Repairs have been made to the business complex, Holloway Complex, physical plant building and shipping and receiving building. The Advanced Education Center and the library have been gutted and are ready to be repaired.

University officials said they hope classes can resume in Long Beach by the fall of 2007.

The university’s Gulf Coast Research Lab in Ocean Springs received more than $13 million in damage from tidal surge and wind, but many of the buildings have been restored, and classes and research are being held in temporary modular buildings.

Plans are under way to rebuild most of the buildings lost in the storm; however, the J.L. Scott Marine Education Center has been relocated to the GCRL grounds and likely will not be rebuilt at Point Cadet because of cost.

Other Southern Miss facilities, including those at Stennis Space Center and in Jackson County, received minimal damage and reopened within six weeks after the storm.
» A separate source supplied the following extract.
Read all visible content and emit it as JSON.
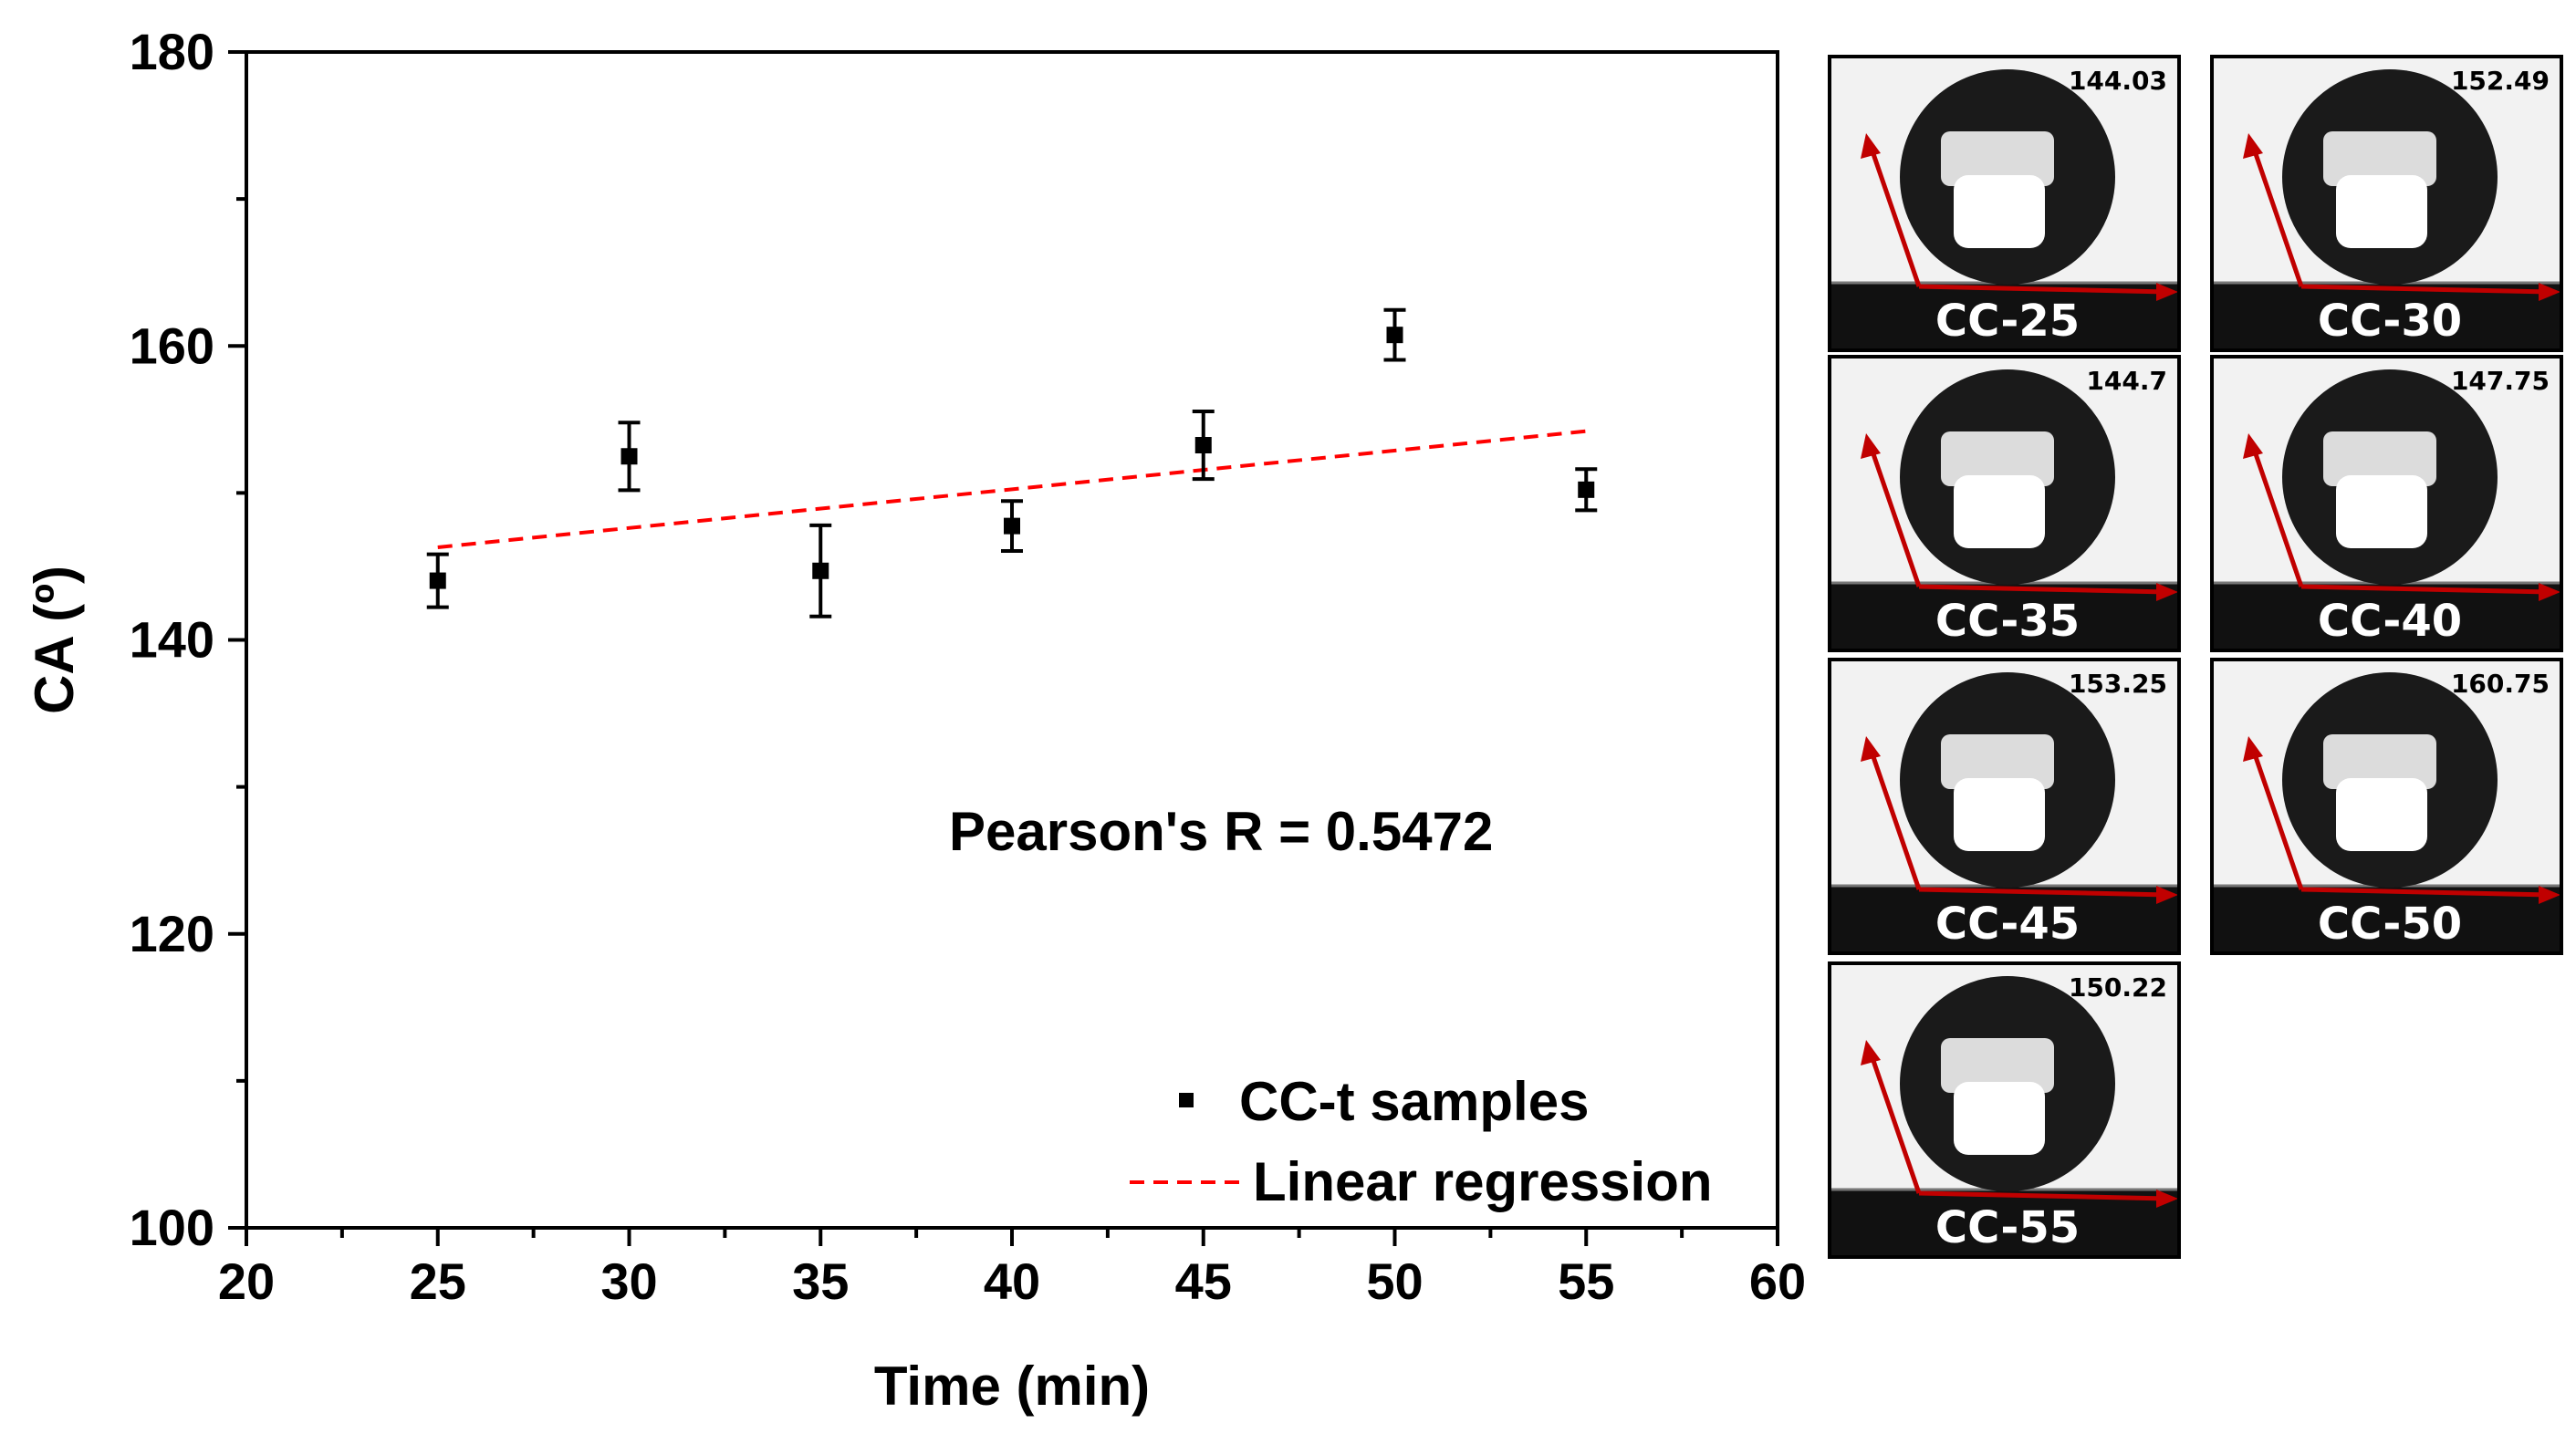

The university’s administrative offices at Keesler Air Force Base were heavily damaged, but services resumed last spring.

On the Hattiesburg campus, roofs on 40 buildings were repaired or replaced, and fencing also was repaired after Hurricane Katrina. Classes began on the campus on Sept. 12.


The historic campus in Gulfport was located on U.S. 90 and was destroyed by Hurricane Katrina.

After the storm, classes were held at different churches throughout the city, but school officials have placed 16 modular buildings on the beachfront property for classes and offices.

“Everything is back on our campus,” said Jerry Bracey, dean of the Gulfport campus.

“We have offices here, classrooms and computer labs.”